From mboxrd@z Thu Jan  1 00:00:00 1970
Return-Path: <linux-btrfs-owner@vger.kernel.org>
Received: from userp1040.oracle.com ([156.151.31.81]:36680 "EHLO
        userp1040.oracle.com" rhost-flags-OK-OK-OK-OK) by vger.kernel.org
        with ESMTP id S1751908AbdK2EJJ (ORCPT
        <rfc822;linux-btrfs@vger.kernel.org>);
        Tue, 28 Nov 2017 23:09:09 -0500
Subject: Re: [PATCH 0/7] retry write on error
To: Peter Grandi <pg@btrfs.list.sabi.co.UK>,
        Linux fs Btrfs <linux-btrfs@vger.kernel.org>
References: <20171122003558.28722-1-bo.li.liu@oracle.com>
 <20171128192236.GE3553@twin.jikos.cz>
 <bd35756b-0089-0e20-a70c-b66dd3292208@suse.de>
 <23069.62530.53658.314350@tree.ty.sabi.co.uk>
From: Anand Jain <anand.jain@oracle.com>
Message-ID: <aaa69c5c-164a-5cba-452c-5a53d801c792@oracle.com>
Date: Wed, 29 Nov 2017 12:09:29 +0800
MIME-Version: 1.0
In-Reply-To: <23069.62530.53658.314350@tree.ty.sabi.co.uk>
Content-Type: text/plain; charset=utf-8; format=flowed
Sender: linux-btrfs-owner@vger.kernel.org
List-ID: <linux-btrfs.vger.kernel.org>


On 11/29/2017 07:41 AM, pg@btrfs.list.sabi.co.UK wrote:
>>>> If the underlying protocal doesn't support retry and there
>>>> are some transient errors happening somewhere in our IO
>>>> stack, we'd like to give an extra chance for IO.
> 
>>> A limited number of retries may make sense, though I saw some
>>> long stalls after retries on bad disks.
> 
> Indeed! One of the major issues in actual storage administration
> is to find ways to reliably disable most retries, or to shorten
> them, both at the block device level and the device level,
> because in almost all cases where storage reliability matters
> what is important is simply swapping out the failing device
> immediately and then examining and possible refreshing it
> offline.
> 
> To the point that many device manufacturers deliberately cripple
> in cheaper products retry shortening or disabling options to
> force long stalls, so that people who care about reliability
> more than price will buy the more expensive version that can
> disable or shorten retries.
> 
>> Seems preferable to avoid issuing retries when the underlying
>> transport layer(s) has already done so, but I am not sure
>> there is a way to know that at the fs level.
> 
> Inded, and to use an euphemism, a third layer of retries at the
> filesystem level are currently a thoroughly imbecilic idea :-),
> as whether retries are worth doing is not a filesystem dependent
> issue (but then plugging is done at the block io level when it
> is entirely device dependent whether it is worth doing, so there
> is famous precedent).
> 
> There are excellent reasons why error recovery is in general not
> done at the filesystem level since around 20 years ago, which do
> not need repeating every time.
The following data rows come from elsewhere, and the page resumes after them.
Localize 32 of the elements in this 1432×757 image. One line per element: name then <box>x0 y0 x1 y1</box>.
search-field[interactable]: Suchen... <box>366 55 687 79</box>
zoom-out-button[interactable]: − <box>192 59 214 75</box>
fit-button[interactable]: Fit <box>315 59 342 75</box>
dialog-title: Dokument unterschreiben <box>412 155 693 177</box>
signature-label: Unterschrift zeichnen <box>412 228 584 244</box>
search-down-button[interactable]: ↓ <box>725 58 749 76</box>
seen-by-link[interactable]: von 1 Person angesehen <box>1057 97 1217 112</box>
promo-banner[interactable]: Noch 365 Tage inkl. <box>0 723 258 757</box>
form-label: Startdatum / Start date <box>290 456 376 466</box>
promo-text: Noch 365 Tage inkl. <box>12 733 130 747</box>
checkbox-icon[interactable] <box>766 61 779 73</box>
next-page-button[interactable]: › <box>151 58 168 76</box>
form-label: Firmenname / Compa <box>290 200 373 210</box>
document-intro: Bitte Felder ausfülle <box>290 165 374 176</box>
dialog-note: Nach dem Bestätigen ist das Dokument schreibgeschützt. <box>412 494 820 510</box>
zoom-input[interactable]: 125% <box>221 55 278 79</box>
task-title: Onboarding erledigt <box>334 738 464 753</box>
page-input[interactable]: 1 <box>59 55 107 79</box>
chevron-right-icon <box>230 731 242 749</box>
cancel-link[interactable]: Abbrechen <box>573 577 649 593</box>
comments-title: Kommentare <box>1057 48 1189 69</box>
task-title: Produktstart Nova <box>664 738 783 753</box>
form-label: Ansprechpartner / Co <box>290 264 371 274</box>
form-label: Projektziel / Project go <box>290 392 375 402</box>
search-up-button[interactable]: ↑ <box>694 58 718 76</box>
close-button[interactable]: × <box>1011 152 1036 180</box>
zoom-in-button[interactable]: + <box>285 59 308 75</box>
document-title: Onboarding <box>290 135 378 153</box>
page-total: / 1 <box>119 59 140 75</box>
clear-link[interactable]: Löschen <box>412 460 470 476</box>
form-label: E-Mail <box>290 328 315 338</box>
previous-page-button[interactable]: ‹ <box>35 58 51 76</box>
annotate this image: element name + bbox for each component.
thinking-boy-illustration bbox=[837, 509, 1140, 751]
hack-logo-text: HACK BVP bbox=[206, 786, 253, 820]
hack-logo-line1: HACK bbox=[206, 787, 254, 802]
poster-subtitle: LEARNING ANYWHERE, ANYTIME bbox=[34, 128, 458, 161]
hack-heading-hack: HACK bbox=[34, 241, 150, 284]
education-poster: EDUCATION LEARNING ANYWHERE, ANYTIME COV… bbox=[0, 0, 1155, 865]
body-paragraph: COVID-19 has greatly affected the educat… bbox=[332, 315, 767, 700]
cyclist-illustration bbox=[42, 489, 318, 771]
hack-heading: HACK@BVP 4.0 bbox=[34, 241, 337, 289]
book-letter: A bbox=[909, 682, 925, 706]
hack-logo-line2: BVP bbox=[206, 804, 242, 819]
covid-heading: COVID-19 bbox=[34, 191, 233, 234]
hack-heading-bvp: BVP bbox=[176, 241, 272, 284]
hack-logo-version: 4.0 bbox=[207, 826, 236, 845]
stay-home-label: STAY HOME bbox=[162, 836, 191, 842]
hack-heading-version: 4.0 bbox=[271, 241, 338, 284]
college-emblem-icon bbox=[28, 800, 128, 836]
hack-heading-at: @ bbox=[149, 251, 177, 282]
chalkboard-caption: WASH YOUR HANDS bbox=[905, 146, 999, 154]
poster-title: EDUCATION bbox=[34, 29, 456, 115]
However one of them is that where
> it makes sense device firmware does retries, and the block
> device layer does retries too, which is often a bad idea, and
> where it is not, the block io level should be do that, not the
> filesystem.
> 
> A large part of the above discussion would not be needed if
> Linux kernel "developers" exposed a clear notion of hardware
> device and block device state machine and related semantics, or
> even knew that it were desirable, but that's an idea that is
> only 50 years old, so may not have yet reached popularity :-).


  I agree with Ed and Peter, similar opinion was posted here [1].

     [1]
     https://www.spinics.net/lists/linux-btrfs/msg70240.html

Thanks, Anand